Checking kubectl Installation

Minikube automatically installs kubectl. Verify it’s available:
kubectl version --client

Common kubectl Commands

  • Get resources: kubectl get nodes, kubectl get pods, kubectl get deployments.
  • Describe details: kubectl describe pod pod-name shows detailed status.
  • Create resources: kubectl create -f file.yaml or kubectl apply -f file.yaml.
  • Delete resources: kubectl delete pod pod-name or kubectl delete -f file.yaml.
  • View logs: kubectl logs pod-name.
  • Run a command in a pod: kubectl exec -it pod-name -- /bin/sh.

Example: Running a Simple Pod

Create a pod with an Nginx container:
kubectl run nginx --image=nginx --restart=Never
Check the pod status:
kubectl get pods
Get details:
kubectl describe pod nginx
Delete the pod:
kubectl delete pod nginx

Using YAML Files

Most Kubernetes resources are defined in YAML files.
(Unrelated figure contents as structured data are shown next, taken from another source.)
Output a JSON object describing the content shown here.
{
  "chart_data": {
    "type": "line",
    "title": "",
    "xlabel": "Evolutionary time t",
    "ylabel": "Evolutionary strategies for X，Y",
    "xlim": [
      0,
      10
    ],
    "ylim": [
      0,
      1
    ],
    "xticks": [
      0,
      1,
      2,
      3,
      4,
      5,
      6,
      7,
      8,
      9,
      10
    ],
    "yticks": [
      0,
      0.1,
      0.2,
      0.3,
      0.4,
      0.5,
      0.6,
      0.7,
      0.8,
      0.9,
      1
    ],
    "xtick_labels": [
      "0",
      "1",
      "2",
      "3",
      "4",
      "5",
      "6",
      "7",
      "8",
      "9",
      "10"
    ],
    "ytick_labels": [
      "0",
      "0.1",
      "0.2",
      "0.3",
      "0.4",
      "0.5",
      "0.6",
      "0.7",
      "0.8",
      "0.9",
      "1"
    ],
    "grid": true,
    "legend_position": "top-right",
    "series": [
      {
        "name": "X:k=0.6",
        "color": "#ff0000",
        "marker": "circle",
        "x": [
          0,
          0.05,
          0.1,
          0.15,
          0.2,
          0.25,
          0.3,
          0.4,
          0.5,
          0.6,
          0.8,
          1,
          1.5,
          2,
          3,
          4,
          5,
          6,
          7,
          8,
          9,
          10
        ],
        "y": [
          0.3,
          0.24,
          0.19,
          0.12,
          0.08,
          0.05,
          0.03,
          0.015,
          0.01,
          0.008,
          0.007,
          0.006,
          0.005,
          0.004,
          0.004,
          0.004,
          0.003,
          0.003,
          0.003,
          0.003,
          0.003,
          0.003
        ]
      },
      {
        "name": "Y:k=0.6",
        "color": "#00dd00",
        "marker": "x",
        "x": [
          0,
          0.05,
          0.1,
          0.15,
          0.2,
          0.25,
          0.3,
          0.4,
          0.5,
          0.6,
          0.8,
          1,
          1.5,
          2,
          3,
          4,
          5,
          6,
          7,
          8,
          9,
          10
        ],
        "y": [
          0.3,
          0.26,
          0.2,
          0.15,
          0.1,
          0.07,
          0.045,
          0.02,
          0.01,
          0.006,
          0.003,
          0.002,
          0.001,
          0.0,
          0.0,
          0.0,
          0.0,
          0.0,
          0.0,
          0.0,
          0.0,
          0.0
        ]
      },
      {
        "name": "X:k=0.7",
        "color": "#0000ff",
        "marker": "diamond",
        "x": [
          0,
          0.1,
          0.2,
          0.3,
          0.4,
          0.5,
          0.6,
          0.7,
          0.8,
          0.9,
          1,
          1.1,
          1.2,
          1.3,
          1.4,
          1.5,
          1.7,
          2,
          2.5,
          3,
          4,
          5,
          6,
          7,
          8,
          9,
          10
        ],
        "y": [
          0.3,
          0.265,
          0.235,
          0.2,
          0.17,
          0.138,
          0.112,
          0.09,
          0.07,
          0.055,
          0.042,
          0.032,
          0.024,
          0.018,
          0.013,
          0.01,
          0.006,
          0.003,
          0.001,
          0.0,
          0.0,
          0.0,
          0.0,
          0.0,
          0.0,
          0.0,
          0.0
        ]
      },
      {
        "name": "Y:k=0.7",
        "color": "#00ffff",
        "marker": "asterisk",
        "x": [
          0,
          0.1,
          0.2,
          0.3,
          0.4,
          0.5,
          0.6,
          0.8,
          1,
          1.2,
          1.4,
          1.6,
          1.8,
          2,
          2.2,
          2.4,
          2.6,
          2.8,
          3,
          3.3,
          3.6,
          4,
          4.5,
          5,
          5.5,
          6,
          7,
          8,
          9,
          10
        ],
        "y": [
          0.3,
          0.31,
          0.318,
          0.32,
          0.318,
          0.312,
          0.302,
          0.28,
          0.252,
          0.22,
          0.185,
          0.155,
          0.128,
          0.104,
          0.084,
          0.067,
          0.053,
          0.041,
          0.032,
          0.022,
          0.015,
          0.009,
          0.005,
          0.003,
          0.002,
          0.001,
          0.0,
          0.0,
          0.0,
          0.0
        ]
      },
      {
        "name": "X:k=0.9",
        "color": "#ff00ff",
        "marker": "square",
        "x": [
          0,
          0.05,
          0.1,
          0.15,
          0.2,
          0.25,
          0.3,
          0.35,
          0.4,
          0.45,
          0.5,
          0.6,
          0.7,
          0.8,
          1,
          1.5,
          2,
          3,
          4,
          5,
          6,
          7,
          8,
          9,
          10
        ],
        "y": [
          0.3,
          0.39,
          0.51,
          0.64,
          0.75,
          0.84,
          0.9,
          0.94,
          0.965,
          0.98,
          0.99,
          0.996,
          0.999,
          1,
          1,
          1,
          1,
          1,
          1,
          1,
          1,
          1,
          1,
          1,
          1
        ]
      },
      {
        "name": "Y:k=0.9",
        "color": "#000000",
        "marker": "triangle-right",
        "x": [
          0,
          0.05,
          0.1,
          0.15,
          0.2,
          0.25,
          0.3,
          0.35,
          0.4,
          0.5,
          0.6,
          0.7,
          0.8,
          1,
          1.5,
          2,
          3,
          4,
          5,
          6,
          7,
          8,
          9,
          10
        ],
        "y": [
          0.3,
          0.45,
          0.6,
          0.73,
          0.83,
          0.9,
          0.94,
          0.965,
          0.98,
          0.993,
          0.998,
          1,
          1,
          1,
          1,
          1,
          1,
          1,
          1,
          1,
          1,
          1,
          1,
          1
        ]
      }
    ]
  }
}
For example, save this as nginx-pod.yaml:
apiVersion: v1
kind: Pod
metadata:
name: nginx
spec:
containers:
- name: nginx
image: nginx
Then apply it:
kubectl apply -f nginx-pod.yaml


Two Minute Drill
  • kubectl get – list resources.
  • kubectl describe – show detailed info.
  • kubectl apply -f file.yaml – create/update resources from YAML.
  • kubectl delete – remove resources.
  • kubectl logs – view container logs.